The contribution of LM to the neuroscience of movement vision

Abstract

The significance of early and sporadic reports in the 19th century of impairments of motion vision following brain damage was largely unrecognized. In the absence of satisfactory post-mortem evidence, impairments were interpreted as the consequence of a more general disturbance resulting from brain damage, the location and extent of which was unknown. Moreover, evidence that movement constituted a special visual perception and may be selectively spared was similarly dismissed. Such skepticism derived from a reluctance to acknowledge that the neural substrates of visual perception may not be confined to primary visual cortex. This view did not persist. First, it was realized that visual movement perception does not depend simply on the analysis of spatial displacements and temporal intervals, but represents a specific visual movement sensation. Second persuasive evidence for functional specialization in extrastriate cortex, and notably the discovery of cortical area V5/MT, suggested a separate region specialized for motion processing. Shortly thereafter the remarkable case of patient LM was published, providing compelling evidence for a selective and specific loss of movement vision. The case is reviewed here, along with an assessment of its contribution to visual neuroscience.

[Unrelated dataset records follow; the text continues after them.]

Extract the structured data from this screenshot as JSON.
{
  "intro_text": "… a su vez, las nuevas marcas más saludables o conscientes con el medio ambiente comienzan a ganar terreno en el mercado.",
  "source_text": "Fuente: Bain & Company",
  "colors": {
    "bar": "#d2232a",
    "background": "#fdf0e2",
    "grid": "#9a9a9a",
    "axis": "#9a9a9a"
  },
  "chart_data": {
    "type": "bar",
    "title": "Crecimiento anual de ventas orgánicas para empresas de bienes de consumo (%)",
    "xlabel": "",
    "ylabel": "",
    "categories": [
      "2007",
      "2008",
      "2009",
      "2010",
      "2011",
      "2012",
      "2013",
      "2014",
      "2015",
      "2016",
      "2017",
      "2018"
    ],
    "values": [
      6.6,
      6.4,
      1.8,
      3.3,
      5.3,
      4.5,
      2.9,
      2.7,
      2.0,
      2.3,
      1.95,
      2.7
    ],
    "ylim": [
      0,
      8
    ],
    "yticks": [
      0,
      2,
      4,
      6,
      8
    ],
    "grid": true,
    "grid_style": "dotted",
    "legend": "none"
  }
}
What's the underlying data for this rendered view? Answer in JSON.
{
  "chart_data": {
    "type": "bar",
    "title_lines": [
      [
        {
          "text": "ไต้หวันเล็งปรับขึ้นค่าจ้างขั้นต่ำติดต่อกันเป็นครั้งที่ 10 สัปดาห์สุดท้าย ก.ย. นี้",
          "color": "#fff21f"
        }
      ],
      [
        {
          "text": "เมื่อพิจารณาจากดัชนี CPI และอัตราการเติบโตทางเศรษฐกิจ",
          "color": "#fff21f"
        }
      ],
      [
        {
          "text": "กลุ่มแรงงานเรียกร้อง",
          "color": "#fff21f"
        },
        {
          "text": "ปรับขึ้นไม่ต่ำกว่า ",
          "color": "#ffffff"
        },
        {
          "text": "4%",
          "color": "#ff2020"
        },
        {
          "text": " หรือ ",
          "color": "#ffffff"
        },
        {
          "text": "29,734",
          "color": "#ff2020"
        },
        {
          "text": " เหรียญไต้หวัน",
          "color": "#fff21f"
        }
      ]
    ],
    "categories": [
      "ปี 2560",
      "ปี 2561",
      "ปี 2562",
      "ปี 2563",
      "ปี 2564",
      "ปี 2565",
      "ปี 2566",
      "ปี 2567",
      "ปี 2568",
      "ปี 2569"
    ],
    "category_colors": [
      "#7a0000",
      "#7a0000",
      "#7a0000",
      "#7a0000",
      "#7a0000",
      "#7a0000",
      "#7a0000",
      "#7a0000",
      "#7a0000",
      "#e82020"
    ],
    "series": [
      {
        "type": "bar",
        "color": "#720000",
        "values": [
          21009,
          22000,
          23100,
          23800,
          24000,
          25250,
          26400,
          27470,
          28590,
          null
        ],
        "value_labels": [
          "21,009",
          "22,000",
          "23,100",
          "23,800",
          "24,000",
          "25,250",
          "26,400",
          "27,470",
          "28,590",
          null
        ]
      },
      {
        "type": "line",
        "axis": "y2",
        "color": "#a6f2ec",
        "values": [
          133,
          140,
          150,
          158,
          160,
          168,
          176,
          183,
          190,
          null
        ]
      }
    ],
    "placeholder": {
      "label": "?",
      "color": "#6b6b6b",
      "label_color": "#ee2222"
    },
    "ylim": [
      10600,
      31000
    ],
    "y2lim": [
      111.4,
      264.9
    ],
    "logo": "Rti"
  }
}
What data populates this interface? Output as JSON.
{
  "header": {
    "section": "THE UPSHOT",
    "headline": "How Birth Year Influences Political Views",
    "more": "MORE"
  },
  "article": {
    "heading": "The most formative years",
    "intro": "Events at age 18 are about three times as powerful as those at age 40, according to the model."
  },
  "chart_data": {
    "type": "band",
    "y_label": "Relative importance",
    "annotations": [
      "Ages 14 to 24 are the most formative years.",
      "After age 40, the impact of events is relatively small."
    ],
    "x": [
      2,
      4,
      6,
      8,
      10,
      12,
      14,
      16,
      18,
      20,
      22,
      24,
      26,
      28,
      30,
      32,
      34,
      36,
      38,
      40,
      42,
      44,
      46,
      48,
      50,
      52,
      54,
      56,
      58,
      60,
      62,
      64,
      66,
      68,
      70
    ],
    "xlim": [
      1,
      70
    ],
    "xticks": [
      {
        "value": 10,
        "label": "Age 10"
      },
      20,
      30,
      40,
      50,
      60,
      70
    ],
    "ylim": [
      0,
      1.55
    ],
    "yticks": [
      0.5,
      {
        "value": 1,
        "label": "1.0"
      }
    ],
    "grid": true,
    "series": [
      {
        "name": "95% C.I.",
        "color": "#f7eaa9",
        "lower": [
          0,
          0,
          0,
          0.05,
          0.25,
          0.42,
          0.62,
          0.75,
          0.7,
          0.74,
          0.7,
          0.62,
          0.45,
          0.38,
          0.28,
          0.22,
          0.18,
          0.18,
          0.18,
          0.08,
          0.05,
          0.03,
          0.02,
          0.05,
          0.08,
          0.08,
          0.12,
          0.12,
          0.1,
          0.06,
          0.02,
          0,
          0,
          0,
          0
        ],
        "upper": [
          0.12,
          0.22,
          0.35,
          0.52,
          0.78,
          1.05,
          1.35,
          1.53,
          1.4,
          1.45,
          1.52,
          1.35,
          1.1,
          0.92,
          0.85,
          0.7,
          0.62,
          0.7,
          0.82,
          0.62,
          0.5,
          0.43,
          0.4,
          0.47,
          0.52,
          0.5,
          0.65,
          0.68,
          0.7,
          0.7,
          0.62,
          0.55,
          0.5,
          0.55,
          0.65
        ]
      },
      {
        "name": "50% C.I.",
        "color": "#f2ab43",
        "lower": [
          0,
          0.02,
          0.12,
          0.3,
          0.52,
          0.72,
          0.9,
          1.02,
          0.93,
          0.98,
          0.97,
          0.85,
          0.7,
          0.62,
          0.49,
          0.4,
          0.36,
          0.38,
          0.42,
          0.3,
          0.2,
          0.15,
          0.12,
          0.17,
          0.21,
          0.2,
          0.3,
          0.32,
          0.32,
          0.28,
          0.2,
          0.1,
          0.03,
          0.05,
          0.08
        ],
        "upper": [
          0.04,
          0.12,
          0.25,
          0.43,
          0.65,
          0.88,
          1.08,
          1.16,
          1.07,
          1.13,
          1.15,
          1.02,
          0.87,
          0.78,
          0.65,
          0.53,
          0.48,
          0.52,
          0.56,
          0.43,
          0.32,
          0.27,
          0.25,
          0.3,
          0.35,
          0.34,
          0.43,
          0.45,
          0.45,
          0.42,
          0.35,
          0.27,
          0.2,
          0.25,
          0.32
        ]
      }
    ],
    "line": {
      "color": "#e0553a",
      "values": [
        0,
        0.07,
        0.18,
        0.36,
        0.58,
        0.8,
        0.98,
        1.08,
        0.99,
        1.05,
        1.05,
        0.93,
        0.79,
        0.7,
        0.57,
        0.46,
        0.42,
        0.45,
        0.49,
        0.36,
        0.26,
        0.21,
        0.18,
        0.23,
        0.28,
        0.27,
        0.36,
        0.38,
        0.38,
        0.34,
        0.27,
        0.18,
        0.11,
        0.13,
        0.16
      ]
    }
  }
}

Keywords: akinetopsia; cerebral motion blindness; movement vision; patient LM.

Figure 1

Oculomotor scanning patterns during the inspection of a scene (A) in an age-matched normal subject (B) and in LM (C). Dots indicate fixation positions, lines saccadic eye shifts. Both subjects reported all relevant items. Scanning time was 13.6 s for the normal subject and 26.6 s for LM. Note similar correspondence of scanning patterns to the spatial configuration of the scene in both subjects.

Figure 2

Reading eye movement patterns in an age-matched normal subject (A; same as in Figure 1B) and in LM (B). Dots indicate fixation positions. Reading performance in the normal subject was 156 words per minute (wpm), in LM 72 words per minute. The slowness in LM can be explained by a higher number of fixation repetitions (22.7% in LM vs. 4.3% in the normal subject) and in longer fixation durations (0.31 s on average in LM vs. 0.22 s in the normal subject).

Figure 3

Proportion of “no” (gray bars), “uncertain” (hatched bars), and “yes” responses (dark bars) of LM in 20 trials in stimulus velocities ranging from 2°/s to 20°/s. Moving path length was 20°. LM's task was to indicate verbally, whether she can see the stimulus in motion (yes responses), was not sure about motion (uncertain responses) or could not see motion at all (no responses; 10 trials per velocity). Presentation time was unlimited, but was usually between 2 and 5 s. Note increase in “no” and decrease in “yes” responses with increasing velocities.

Figure 4

Mean subjective velocities for LM in 1982 (circles) and in 1990 (diamonds), and in an age-matched normal subject (squares; same as in Figures 1B, 2A; 10 trials per velocity) as a function of stimulus velocity calculated from motion prediction responses (modified after Zihl et al., 1983, 1991). LM was instructed to press a key to start the target in motion, and to press it again when she judged that the now invisible target had reached a red marker behind a mask. The path of horizontal movement was 10°; the length of the path behind a mask was 20°. Note that motion prediction accuracy in LM dropped for stimulus velocities >6°/s on both occasions.

Figure 5

Comparison of LM's performance in a motion-coherence task with that of MT-lesioned monkey (Newsome and Paré, 1988). (A) Threshold coherence values for the Movshon noise stimulus as a function of spatial stimulus displacement for LM (filled circles) and an age-matched normal subject (open circles; same as in Figure 4). (B) Same as (A), but for monkeys before (open diamonds) and after acute MT lesion (filled diamonds). Presentation time was 1 s. The subjects were required to indicate the perceived (or guessed) direction of stimulus motion (left or right). Note the similarity in the effect of brain injury to motion coherence perception (modified after Baker et al., 1991).

Figure 6

(A) Recordings of LM's smooth pursuit eye movements to a target moving either at 4°/s (upper trace) or at 8°/s (lower trace). Note deterioration of smooth pursuit at the higher velocity (modified after Zihl et al., ; © Oxford University Press with permission). (B) Handwriting with eyes open (upper writing) and eyes closed (lower writing). Time taken for writing was 4 s with eyes closed and 26 s with eyes open (modified after Heywood and Zihl, , © Psychology Press with permission). Note better writing with eyes closed.